Erap refuses to get it

To the very end, Joseph Estrada would seek refuge in technicalities.

Under siege by tens of thousands of anti-Estrada protesters who reclaimed Mendiola from his lumpen supporters on January 20, the fourth day of People Power 2, the disgraced president was forced to finally leave Malacañang, his seat of power for the last two and a half years—but not without casting "serious" doubts on the legality and constitutionality of Gloria Macapagal-Arroyo's oath-taking as his successor.

A day after his unceremonious ouster, Estrada also sent a letter to the Senate asserting that he has not resigned but only designated Arroyo as acting president since he is presently unable to discharge his usual functions.

For all the kabobohan unfortunately ascribed to him, Erap does not come out incapable of comprehending the recent events that sealed his fate as president. He just refuses to get it, his Asiong Salonga machismo probably stung by the dizzying turn of events that altered the erstwhile sordid course of our history under an Erap presidency.

But that is only expected of a man who knows no scruples. To begin with, Estrada's stepping down did not come out of his own volition, as if he were suddenly seized by a moment of piety or love of country. He had all the time and opportunity to voluntarily resign but instead chose to hang onto power no matter the political, economic and social costs to the country. Well, he's not an inveterate high-stakes gambler for nothing.

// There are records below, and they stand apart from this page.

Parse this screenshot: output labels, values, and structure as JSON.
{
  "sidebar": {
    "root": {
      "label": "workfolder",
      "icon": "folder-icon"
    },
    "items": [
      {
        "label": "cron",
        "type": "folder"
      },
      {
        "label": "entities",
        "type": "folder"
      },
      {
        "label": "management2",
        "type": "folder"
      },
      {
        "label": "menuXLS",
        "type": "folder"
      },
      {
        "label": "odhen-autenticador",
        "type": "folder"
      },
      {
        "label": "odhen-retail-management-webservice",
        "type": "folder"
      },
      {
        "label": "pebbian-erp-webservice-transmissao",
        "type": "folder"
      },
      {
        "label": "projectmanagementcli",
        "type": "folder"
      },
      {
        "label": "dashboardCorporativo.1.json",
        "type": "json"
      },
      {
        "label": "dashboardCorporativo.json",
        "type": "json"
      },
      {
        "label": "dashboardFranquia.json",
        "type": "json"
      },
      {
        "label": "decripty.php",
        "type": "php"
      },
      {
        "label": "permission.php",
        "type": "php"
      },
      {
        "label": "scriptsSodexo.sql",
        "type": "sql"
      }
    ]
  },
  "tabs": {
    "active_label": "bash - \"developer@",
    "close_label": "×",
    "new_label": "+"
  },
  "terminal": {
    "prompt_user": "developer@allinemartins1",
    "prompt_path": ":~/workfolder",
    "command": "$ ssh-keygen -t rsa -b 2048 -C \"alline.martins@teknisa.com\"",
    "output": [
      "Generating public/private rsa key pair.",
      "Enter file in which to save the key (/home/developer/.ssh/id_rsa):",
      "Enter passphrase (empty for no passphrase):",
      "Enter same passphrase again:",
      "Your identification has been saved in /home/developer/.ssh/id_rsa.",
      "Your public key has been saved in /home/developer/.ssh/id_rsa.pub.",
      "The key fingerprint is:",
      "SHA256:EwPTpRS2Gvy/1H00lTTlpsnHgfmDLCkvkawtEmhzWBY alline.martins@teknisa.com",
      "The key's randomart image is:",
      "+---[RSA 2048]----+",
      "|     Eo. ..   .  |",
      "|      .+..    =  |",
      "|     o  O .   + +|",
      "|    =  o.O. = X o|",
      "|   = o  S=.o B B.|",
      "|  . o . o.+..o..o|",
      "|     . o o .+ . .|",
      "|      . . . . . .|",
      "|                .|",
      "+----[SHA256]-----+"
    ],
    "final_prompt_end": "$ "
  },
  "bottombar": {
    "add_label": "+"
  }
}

Obviously, Mr. Estrada chooses to be selective about his and our collective memory of recent events when he suddenly remembers the Constitution. What he is silent about is that his cabal in the Senate, voting to suppress evidence inimical to him, rendered the impeachment trial "irrelevant and immaterial." That single act spelled doom to any constitutional resolution of the political crisis and paved the way for an outraged people to seek truth and justice in the streets.

Now, by raising technical questions fed to him by dubious legal minds whose motives are already suspect (haven't we had enough of these tactics during the impeachment trial?), Estrada merely tries to conceal the fact that he was ousted by a popular uprising, which effectively stripped him of whatever right or privilege to continue claiming the presidency as his. Doing so also would mean continuing to invoke his immunity from any suit, an argument that is not lost on his technicality-conscious defense counsels.

Ultimately, however, what remains beyond any shadow of doubt is that Estrada, by not executing his letter of resignation, showed himself to be a man bereft of any sense of honor, respecting neither the presidency nor the Filipino people from whom emanates all government authority.